The names of the whistleblower and the corporation were not revealed by Ferraro, which praised the Service for not tipping its hand to the company involved about the whistleblower’s identity during the discovery process. Claimants have been worried about protecting their identities, and that IRS might inadvertently reveal them.

“The target corporation doesn’t even know that it had a whistleblower, and they should never know, because the IRS did not inform the taxpayer that they had help from us on the sophisticated tax issues involved in this case,” Gregory Lynam, tax partner with Ferraro said.

Ferraro said it was not authorized to comment on the specifics of the tax issues that led to the award, but it did say they were more akin to aggressive corporate tax planning than outright fraud, and the award IRS made was commensurate with the factual and legal allegations of its submission to the Service.

The award keeps the momentum in an IRS trend toward quicker payouts of whistleblower claims, Scott Knott, tax partner with Ferraro, told BNA Oct. 29.

“This award proves that the IRS program works,” Knott said. “We knew what the timeline was within which IRS should have paid, and they did what they were supposed to do.”

IRS Previously Moving Too Slowly

However, Knott pointed out that the timeline IRS observed was the one it set up itself, which many whistleblower representatives, including Knott, have complained was too slow. The claim that
resulted in the $38 million award to the Ferraro client was first presented to IRS in 2008.

In September, UBS whistleblower Bradley Birkenfeld was the first to receive a major award from the Service—$104 million—the largest IRS award to date (176 DTR G-4, 9/12/12).

Whistleblower representatives said that award basically took the lid off a logjam of pending IRS whistleblower claims. They largely attributed the quicker pace to a June memorandum from Steven Miller, IRS deputy commissioner for services and enforcement, directing the IRS Whistleblower Office to get claims to the field within 90 days (121 DTR G-3, 6/25/12).

Previously it took an average of 362 days to get claims to agents, according to congressional testimony.

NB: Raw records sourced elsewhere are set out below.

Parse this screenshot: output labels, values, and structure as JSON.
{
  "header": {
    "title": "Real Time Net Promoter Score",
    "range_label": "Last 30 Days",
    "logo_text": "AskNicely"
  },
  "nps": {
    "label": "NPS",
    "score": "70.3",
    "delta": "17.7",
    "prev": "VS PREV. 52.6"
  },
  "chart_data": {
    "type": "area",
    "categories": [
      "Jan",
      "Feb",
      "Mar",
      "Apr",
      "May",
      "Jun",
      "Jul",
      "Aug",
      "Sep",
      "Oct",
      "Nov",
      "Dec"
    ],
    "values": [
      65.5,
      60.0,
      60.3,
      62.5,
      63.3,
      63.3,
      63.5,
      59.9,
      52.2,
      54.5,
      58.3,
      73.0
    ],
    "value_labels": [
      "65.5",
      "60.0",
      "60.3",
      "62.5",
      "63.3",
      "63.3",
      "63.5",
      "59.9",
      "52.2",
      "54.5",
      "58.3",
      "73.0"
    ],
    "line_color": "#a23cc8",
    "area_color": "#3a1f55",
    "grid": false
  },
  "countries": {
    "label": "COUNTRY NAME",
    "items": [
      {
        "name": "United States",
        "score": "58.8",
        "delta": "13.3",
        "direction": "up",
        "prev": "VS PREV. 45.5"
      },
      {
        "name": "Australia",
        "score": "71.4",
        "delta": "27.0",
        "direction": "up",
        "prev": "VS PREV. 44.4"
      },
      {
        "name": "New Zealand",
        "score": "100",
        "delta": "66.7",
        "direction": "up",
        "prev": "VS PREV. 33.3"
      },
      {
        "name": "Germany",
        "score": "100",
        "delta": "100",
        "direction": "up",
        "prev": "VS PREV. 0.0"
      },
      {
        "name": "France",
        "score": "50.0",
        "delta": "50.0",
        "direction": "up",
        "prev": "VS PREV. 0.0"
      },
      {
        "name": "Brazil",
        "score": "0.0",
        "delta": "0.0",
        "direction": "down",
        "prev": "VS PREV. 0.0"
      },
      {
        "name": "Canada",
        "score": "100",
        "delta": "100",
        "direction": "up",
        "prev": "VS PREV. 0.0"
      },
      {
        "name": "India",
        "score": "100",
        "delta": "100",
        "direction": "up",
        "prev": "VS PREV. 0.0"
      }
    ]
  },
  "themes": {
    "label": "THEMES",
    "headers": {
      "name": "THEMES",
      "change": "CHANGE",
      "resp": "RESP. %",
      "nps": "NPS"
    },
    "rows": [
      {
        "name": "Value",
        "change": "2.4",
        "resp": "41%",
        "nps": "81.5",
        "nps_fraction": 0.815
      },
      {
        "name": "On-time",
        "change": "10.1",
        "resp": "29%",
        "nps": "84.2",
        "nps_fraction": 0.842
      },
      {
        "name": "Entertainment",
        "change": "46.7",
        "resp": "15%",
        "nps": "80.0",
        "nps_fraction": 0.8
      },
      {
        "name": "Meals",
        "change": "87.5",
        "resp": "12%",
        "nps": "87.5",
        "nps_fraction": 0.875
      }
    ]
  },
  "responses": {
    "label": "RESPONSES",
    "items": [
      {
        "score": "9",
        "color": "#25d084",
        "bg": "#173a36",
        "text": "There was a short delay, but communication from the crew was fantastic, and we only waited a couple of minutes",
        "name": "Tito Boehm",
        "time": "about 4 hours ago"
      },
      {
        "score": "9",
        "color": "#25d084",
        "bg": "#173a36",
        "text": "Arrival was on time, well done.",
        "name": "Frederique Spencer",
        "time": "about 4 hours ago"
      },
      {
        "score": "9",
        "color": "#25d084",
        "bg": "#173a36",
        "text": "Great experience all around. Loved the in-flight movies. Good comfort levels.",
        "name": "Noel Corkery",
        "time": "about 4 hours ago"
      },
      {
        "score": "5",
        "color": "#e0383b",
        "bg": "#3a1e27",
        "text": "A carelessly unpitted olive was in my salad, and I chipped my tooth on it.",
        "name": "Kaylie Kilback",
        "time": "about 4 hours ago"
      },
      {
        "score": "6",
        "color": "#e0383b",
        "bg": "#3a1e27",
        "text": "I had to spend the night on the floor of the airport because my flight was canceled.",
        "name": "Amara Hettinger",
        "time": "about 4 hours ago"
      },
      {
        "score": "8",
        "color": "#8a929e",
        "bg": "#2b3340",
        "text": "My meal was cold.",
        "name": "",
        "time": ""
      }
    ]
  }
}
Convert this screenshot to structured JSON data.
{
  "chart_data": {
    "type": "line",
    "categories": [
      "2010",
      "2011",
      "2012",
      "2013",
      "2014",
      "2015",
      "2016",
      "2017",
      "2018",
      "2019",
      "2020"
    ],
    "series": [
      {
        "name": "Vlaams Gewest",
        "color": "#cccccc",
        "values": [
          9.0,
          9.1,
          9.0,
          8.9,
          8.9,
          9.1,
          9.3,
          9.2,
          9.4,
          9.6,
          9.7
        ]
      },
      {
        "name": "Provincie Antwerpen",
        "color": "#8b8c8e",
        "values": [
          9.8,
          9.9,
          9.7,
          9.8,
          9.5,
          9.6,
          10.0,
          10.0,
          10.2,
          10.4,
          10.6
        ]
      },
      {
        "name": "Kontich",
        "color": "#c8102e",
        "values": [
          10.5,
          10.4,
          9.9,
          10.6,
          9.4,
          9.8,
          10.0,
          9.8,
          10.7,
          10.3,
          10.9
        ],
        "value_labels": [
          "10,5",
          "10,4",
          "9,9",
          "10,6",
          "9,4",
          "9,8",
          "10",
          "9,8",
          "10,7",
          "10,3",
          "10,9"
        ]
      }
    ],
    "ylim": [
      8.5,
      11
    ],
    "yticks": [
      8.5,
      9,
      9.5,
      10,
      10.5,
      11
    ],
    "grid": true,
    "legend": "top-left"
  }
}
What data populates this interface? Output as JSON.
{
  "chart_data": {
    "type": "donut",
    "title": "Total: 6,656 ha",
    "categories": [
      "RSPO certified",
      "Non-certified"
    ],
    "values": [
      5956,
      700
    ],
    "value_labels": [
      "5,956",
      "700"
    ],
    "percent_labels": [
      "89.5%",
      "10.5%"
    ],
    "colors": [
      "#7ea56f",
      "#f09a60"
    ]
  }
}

Whistleblower representatives said IRS has not been timely in paying awards, has dragged its feet on paying partial claims where it has already recouped taxes, and has limited awards based on who“planned and initiated” the action that led to underpayment of tax.

By law, IRS must pay an award of between 15 to 30 percent of the amount it collected from the tax whistleblower.

While the precise amount of the award was $38 million, the amount of tax IRS collected from Ferraro’s client also was not revealed.

The company involved was in the top half of the annual Ferraro 500 list, which reorders the Fortune 500 companies based on the size of those companies’ uncertain tax positions.

“It is routine for companies in the top half of the Ferraro 500 to have set aside reserves of hundreds of millions or even billions of dollars for tax issues that it thinks the IRS would win if they were challenged,” said Lynam.

Knott said there is often a correlation between the relative size of profits and revenues and reserves. If the reserves are huge in relation to profits and revenue, it can often be a red flag, he said.